Since the late eighties American artist Jim Hodges has been producing fragile and intimate works which focus on themes of love, loss, beauty and sexuality
The exhibition bought together a significant collection of drawings, paintings and small sculptural pieces, intricately crafted from a wide variety of materials, both commonplace and precious, including shattered mirrors, paper napkins, artificial flowers and gold leaf.
For Gallery 3 Hodges had selected works, in part, as a response to an exhibition held in the same space by his friend Felix Gonzales-Torres in 1994, including a large wall painting reconfigured specifically for the space, Oh Great Terrain (2002). Based upon a camouflage pattern, commonly found in nature, the work is part of his on-going preoccupation with things in the natural world such as flowers, spider’s webs, trees as well as the human body; symbols of which constantly re-emerge in both his drawings and sculptures.

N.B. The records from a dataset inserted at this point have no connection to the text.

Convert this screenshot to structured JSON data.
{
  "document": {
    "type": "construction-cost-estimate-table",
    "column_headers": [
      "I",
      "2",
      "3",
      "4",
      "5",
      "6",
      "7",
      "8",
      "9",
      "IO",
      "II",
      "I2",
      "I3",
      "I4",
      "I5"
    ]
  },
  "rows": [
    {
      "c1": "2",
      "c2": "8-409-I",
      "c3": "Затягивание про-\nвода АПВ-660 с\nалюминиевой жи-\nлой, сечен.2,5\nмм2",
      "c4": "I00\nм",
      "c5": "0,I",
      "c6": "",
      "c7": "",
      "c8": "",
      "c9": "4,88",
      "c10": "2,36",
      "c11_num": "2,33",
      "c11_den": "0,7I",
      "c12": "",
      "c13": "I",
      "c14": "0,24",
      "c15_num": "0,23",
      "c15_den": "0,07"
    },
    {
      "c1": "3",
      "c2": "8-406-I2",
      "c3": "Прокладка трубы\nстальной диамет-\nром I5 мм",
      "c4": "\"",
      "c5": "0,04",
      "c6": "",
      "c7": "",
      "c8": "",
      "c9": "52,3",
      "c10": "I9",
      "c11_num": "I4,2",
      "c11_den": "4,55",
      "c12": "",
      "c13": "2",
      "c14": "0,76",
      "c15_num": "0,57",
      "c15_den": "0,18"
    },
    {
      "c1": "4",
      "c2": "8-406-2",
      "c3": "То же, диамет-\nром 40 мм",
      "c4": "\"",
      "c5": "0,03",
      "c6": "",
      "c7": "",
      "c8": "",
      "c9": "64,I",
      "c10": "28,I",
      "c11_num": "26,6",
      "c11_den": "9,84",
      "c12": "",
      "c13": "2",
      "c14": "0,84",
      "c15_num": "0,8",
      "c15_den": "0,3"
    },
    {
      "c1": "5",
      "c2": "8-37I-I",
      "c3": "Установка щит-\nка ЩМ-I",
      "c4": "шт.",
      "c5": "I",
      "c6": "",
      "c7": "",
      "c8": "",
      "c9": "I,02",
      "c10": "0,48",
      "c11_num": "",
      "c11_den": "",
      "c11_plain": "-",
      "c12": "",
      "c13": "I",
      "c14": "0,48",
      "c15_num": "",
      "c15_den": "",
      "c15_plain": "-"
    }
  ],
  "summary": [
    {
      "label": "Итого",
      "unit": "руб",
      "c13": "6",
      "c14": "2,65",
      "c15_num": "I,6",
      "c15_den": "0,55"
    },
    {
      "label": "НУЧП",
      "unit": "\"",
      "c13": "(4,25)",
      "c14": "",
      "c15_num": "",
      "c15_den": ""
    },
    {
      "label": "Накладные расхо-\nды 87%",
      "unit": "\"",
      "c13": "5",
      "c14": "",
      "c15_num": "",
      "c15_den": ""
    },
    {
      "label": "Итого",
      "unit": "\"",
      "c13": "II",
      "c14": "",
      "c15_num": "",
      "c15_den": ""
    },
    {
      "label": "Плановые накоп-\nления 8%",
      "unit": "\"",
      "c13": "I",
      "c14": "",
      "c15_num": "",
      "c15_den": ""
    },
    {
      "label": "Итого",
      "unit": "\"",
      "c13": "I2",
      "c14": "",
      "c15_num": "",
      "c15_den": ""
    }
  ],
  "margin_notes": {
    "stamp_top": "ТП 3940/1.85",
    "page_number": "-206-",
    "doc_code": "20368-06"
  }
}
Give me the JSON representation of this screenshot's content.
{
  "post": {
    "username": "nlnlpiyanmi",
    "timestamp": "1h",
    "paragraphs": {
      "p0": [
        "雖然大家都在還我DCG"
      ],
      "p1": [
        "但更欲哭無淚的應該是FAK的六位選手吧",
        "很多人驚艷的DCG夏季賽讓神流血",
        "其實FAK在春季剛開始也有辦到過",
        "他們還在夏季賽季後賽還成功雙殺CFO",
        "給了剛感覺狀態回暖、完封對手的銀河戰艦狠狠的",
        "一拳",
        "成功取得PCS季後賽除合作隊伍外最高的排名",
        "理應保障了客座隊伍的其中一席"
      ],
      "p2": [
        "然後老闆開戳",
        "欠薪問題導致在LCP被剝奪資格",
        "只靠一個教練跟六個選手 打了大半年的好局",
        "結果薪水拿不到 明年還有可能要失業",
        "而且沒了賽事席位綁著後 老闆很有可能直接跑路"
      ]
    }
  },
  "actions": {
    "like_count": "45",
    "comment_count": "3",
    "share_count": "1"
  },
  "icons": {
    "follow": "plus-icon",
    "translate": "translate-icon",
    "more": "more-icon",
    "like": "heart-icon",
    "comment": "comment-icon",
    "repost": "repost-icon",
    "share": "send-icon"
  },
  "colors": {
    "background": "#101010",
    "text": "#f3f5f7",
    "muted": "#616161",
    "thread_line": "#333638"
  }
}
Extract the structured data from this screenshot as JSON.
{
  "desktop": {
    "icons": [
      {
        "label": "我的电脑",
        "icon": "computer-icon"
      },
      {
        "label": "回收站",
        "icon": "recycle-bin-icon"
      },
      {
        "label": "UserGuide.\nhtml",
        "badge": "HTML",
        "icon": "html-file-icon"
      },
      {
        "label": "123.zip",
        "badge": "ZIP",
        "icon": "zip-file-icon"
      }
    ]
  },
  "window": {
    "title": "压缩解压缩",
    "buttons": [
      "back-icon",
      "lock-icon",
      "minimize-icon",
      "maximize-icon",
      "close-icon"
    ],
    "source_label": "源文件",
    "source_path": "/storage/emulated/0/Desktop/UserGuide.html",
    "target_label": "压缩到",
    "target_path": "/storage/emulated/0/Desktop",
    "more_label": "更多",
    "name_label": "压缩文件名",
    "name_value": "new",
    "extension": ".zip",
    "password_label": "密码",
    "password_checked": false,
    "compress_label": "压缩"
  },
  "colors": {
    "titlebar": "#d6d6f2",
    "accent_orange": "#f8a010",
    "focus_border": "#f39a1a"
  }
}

Poetry and text frequently appear within Hodges’ work and he has cited Jean Genet’s writing as making a strong impression on him – in particular Genet’s use of flower imagery and his descriptions of the colour blue in Our Lady of the Flowers. The poetic expression in all Hodges’ work invites an intimacy with the viewer and although personal they relate to the universal relevance of emotional experiences such as sadness, joy or grief.